In einem FAS-Interview mit Anna Prizkau spricht Kiews ungemein gewitzter Bürgermeister Vitali Klitschko über die Schrecken des Krieges, die ausbleibenden Waffenlieferungen und die schwerfälligen Diskussionen in Deutschland: "Ich würde nie sagen: In Deutschland gibt es keine klugen Intellektuellen. Das stimmt nicht. Ich würde nie sagen: In Deutschland gibt es keine aktiven Politiker. Das stimmt nicht. Es gibt viele. Aber man muss auf die richtigen Personen setzen... Aber Deutschland hat viel zu großen Respekt vor Russland gehabt und ist Russlands Geisel geworden. Jetzt sehen wir es einmal: eine Geisel der russischen Regierung, eine Geisel der russischen Energieressourcen. Okay, Deutschland trifft jetzt und in dieser kritischen Zeit endlich Entscheidungen. Ja und trotzdem, jetzt wiederhole ich mich: Ich bin manchmal enttäuscht vom Tempo der Deutschen."
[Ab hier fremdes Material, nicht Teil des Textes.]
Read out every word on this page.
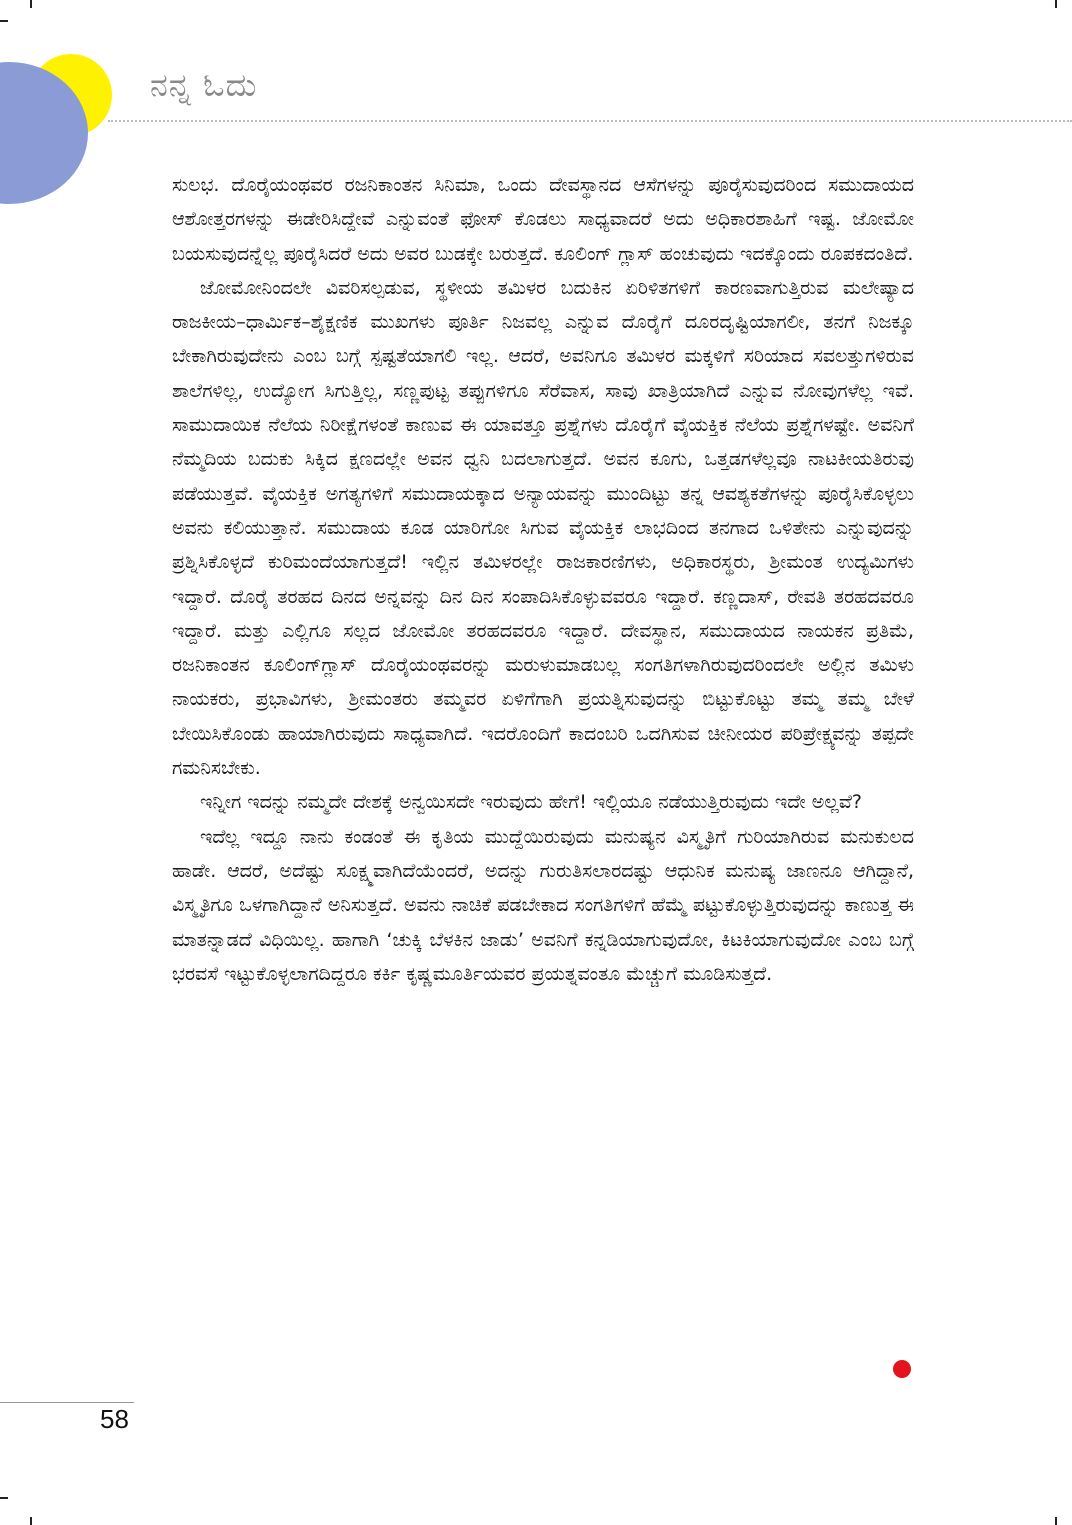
ನನ್ನ ಓದು

ಸುಲಭ. ದೊರೈಯಂಥವರ ರಜನಿಕಾಂತನ ಸಿನಿಮಾ, ಒಂದು ದೇವಸ್ಥಾನದ ಆಸೆಗಳನ್ನು ಪೂರೈಸುವುದರಿಂದ ಸಮುದಾಯದ ಆಶೋತ್ತರಗಳನ್ನು ಈಡೇರಿಸಿದ್ದೇವೆ ಎನ್ನುವಂತೆ ಫೋಸ್ ಕೊಡಲು ಸಾಧ್ಯವಾದರೆ ಅದು ಅಧಿಕಾರಶಾಹಿಗೆ ಇಷ್ಟ. ಜೋಮೋ ಬಯಸುವುದನ್ನೆಲ್ಲ ಪೂರೈಸಿದರೆ ಅದು ಅವರ ಬುಡಕ್ಕೇ ಬರುತ್ತದೆ. ಕೂಲಿಂಗ್ ಗ್ಲಾಸ್ ಹಂಚುವುದು ಇದಕ್ಕೊಂದು ರೂಪಕದಂತಿದೆ.

ಜೋಮೋನಿಂದಲೇ ವಿವರಿಸಲ್ಪಡುವ, ಸ್ಥಳೀಯ ತಮಿಳರ ಬದುಕಿನ ಏರಿಳಿತಗಳಿಗೆ ಕಾರಣವಾಗುತ್ತಿರುವ ಮಲೇಷ್ಯಾದ ರಾಜಕೀಯ–ಧಾರ್ಮಿಕ–ಶೈಕ್ಷಣಿಕ ಮುಖಗಳು ಪೂರ್ತಿ ನಿಜವಲ್ಲ ಎನ್ನುವ ದೊರೈಗೆ ದೂರದೃಷ್ಟಿಯಾಗಲೀ, ತನಗೆ ನಿಜಕ್ಕೂ ಬೇಕಾಗಿರುವುದೇನು ಎಂಬ ಬಗ್ಗೆ ಸ್ಪಷ್ಟತೆಯಾಗಲಿ ಇಲ್ಲ. ಆದರೆ, ಅವನಿಗೂ ತಮಿಳರ ಮಕ್ಕಳಿಗೆ ಸರಿಯಾದ ಸವಲತ್ತುಗಳಿರುವ ಶಾಲೆಗಳಿಲ್ಲ, ಉದ್ಯೋಗ ಸಿಗುತ್ತಿಲ್ಲ, ಸಣ್ಣಪುಟ್ಟ ತಪ್ಪುಗಳಿಗೂ ಸೆರೆವಾಸ, ಸಾವು ಖಾತ್ರಿಯಾಗಿದೆ ಎನ್ನುವ ನೋವುಗಳೆಲ್ಲ ಇವೆ. ಸಾಮುದಾಯಿಕ ನೆಲೆಯ ನಿರೀಕ್ಷೆಗಳಂತೆ ಕಾಣುವ ಈ ಯಾವತ್ತೂ ಪ್ರಶ್ನೆಗಳು ದೊರೈಗೆ ವೈಯಕ್ತಿಕ ನೆಲೆಯ ಪ್ರಶ್ನೆಗಳಷ್ಟೇ. ಅವನಿಗೆ ನೆಮ್ಮದಿಯ ಬದುಕು ಸಿಕ್ಕಿದ ಕ್ಷಣದಲ್ಲೇ ಅವನ ಧ್ವನಿ ಬದಲಾಗುತ್ತದೆ. ಅವನ ಕೂಗು, ಒತ್ತಡಗಳೆಲ್ಲವೂ ನಾಟಕೀಯತಿರುವು ಪಡೆಯುತ್ತವೆ. ವೈಯಕ್ತಿಕ ಅಗತ್ಯಗಳಿಗೆ ಸಮುದಾಯಕ್ಕಾದ ಅನ್ಯಾಯವನ್ನು ಮುಂದಿಟ್ಟು ತನ್ನ ಆವಶ್ಯಕತೆಗಳನ್ನು ಪೂರೈಸಿಕೊಳ್ಳಲು ಅವನು ಕಲಿಯುತ್ತಾನೆ. ಸಮುದಾಯ ಕೂಡ ಯಾರಿಗೋ ಸಿಗುವ ವೈಯಕ್ತಿಕ ಲಾಭದಿಂದ ತನಗಾದ ಒಳಿತೇನು ಎನ್ನುವುದನ್ನು ಪ್ರಶ್ನಿಸಿಕೊಳ್ಳದೆ ಕುರಿಮಂದೆಯಾಗುತ್ತದೆ! ಇಲ್ಲಿನ ತಮಿಳರಲ್ಲೇ ರಾಜಕಾರಣಿಗಳು, ಅಧಿಕಾರಸ್ಥರು, ಶ್ರೀಮಂತ ಉದ್ಯಮಿಗಳು ಇದ್ದಾರೆ. ದೊರೈ ತರಹದ ದಿನದ ಅನ್ನವನ್ನು ದಿನ ದಿನ ಸಂಪಾದಿಸಿಕೊಳ್ಳುವವರೂ ಇದ್ದಾರೆ. ಕಣ್ಣದಾಸ್, ರೇವತಿ ತರಹದವರೂ ಇದ್ದಾರೆ. ಮತ್ತು ಎಲ್ಲಿಗೂ ಸಲ್ಲದ ಜೋಮೋ ತರಹದವರೂ ಇದ್ದಾರೆ. ದೇವಸ್ಥಾನ, ಸಮುದಾಯದ ನಾಯಕನ ಪ್ರತಿಮೆ, ರಜನಿಕಾಂತನ ಕೂಲಿಂಗ್‌ಗ್ಲಾಸ್ ದೊರೈಯಂಥವರನ್ನು ಮರುಳುಮಾಡಬಲ್ಲ ಸಂಗತಿಗಳಾಗಿರುವುದರಿಂದಲೇ ಅಲ್ಲಿನ ತಮಿಳು ನಾಯಕರು, ಪ್ರಭಾವಿಗಳು, ಶ್ರೀಮಂತರು ತಮ್ಮವರ ಏಳಿಗೆಗಾಗಿ ಪ್ರಯತ್ನಿಸುವುದನ್ನು ಬಿಟ್ಟುಕೊಟ್ಟು ತಮ್ಮ ತಮ್ಮ ಬೇಳೆ ಬೇಯಿಸಿಕೊಂಡು ಹಾಯಾಗಿರುವುದು ಸಾಧ್ಯವಾಗಿದೆ. ಇದರೊಂದಿಗೆ ಕಾದಂಬರಿ ಒದಗಿಸುವ ಚೀನೀಯರ ಪರಿಪ್ರೇಕ್ಷ್ಯವನ್ನು ತಪ್ಪದೇ ಗಮನಿಸಬೇಕು.

ಇನ್ನೀಗ ಇದನ್ನು ನಮ್ಮದೇ ದೇಶಕ್ಕೆ ಅನ್ವಯಿಸದೇ ಇರುವುದು ಹೇಗೆ! ಇಲ್ಲಿಯೂ ನಡೆಯುತ್ತಿರುವುದು ಇದೇ ಅಲ್ಲವೆ?

ಇದೆಲ್ಲ ಇದ್ದೂ ನಾನು ಕಂಡಂತೆ ಈ ಕೃತಿಯ ಮುದ್ದೆಯಿರುವುದು ಮನುಷ್ಯನ ವಿಸ್ಮೃತಿಗೆ ಗುರಿಯಾಗಿರುವ ಮನುಕುಲದ ಹಾಡೇ. ಆದರೆ, ಅದೆಷ್ಟು ಸೂಕ್ಷ್ಮವಾಗಿದೆಯೆಂದರೆ, ಅದನ್ನು ಗುರುತಿಸಲಾರದಷ್ಟು ಆಧುನಿಕ ಮನುಷ್ಯ ಜಾಣನೂ ಆಗಿದ್ದಾನೆ, ವಿಸ್ಮೃತಿಗೂ ಒಳಗಾಗಿದ್ದಾನೆ ಅನಿಸುತ್ತದೆ. ಅವನು ನಾಚಿಕೆ ಪಡಬೇಕಾದ ಸಂಗತಿಗಳಿಗೆ ಹೆಮ್ಮೆ ಪಟ್ಟುಕೊಳ್ಳುತ್ತಿರುವುದನ್ನು ಕಾಣುತ್ತ ಈ ಮಾತನ್ನಾಡದೆ ವಿಧಿಯಿಲ್ಲ. ಹಾಗಾಗಿ ‘ಚುಕ್ಕಿ ಬೆಳಕಿನ ಜಾಡು’ ಅವನಿಗೆ ಕನ್ನಡಿಯಾಗುವುದೋ, ಕಿಟಕಿಯಾಗುವುದೋ ಎಂಬ ಬಗ್ಗೆ ಭರವಸೆ ಇಟ್ಟುಕೊಳ್ಳಲಾಗದಿದ್ದರೂ ಕರ್ಕಿ ಕೃಷ್ಣಮೂರ್ತಿಯವರ ಪ್ರಯತ್ನವಂತೂ ಮೆಚ್ಚುಗೆ ಮೂಡಿಸುತ್ತದೆ.

58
Im Guardian betont die belarussische Oppositionsführerin Swetlana Tichanowskaja, wie verhasst es den Belarussen ist, dass Putins Panzer ungehindert durch das Land rollen dürfen, um den Krieg gegen die Ukraine zu führen. Mit dem Machthaber Lukaschenko, überlegt sie, ließen sich vielleicht gleich zwei Fliegen schlagen: "Lukaschenko hat Belarus in den Mittelpunkt der Krise in Osteuropa gestellt. Dennoch bleibt es Teil der Lösung - unsere geografische Lage ist für den Kreml von großer Bedeutung. Entfernt man die Marionette Lukaschenko, entfernt man auch Putins belarussischen 'Balkon', der über Osteuropa ragt und einen strategischen Zugang zu Polen und den baltischen Staaten bietet. Zweifellos wird die Zukunft meines Landes bereits in diplomatischen Hinterzimmern diskutiert. Aber die Welt darf sich dem russischen Druck nicht beugen. Sie darf nicht einen Quadratmeter von Belarus aufgeben, um Putins verzweifelten Krieg zu beenden."

Bei allem Respekt für die Person von Königin Elizabeth möchte Arne Perras in der SZ doch ihre Rolle als Monarchin eines Empires in Frage stellen, die zum Imperialismus stets geschwiegen hat: "Vielleicht war die Queen in mancher Hinsicht weit progressiver und offener als ihre Premiers. Aber dennoch bleibt dieser blinde Fleck: Zur Gewalt des Kolonialismus fand sie nie klärende Worte. Elizabeth diente eher als glanzvolles Etikett, um Werbung für den Mythos vom wohlmeinenden und guten Empire zu machen; um die brutalen Seiten der Weltherrschaft zu verdecken. Letztlich trug sie auf diese Weise dazu bei, jene Gewalt, Ausbeutung und Unterdrückung zu verharmlosen, der Millionen Menschen im Namen der britischen Krone über Jahrhunderte ausgesetzt waren." Und in der taz klärt Nathalie Mayroth, wie der sagenumwobene Koh-i-Noor auf die britische Krone kam.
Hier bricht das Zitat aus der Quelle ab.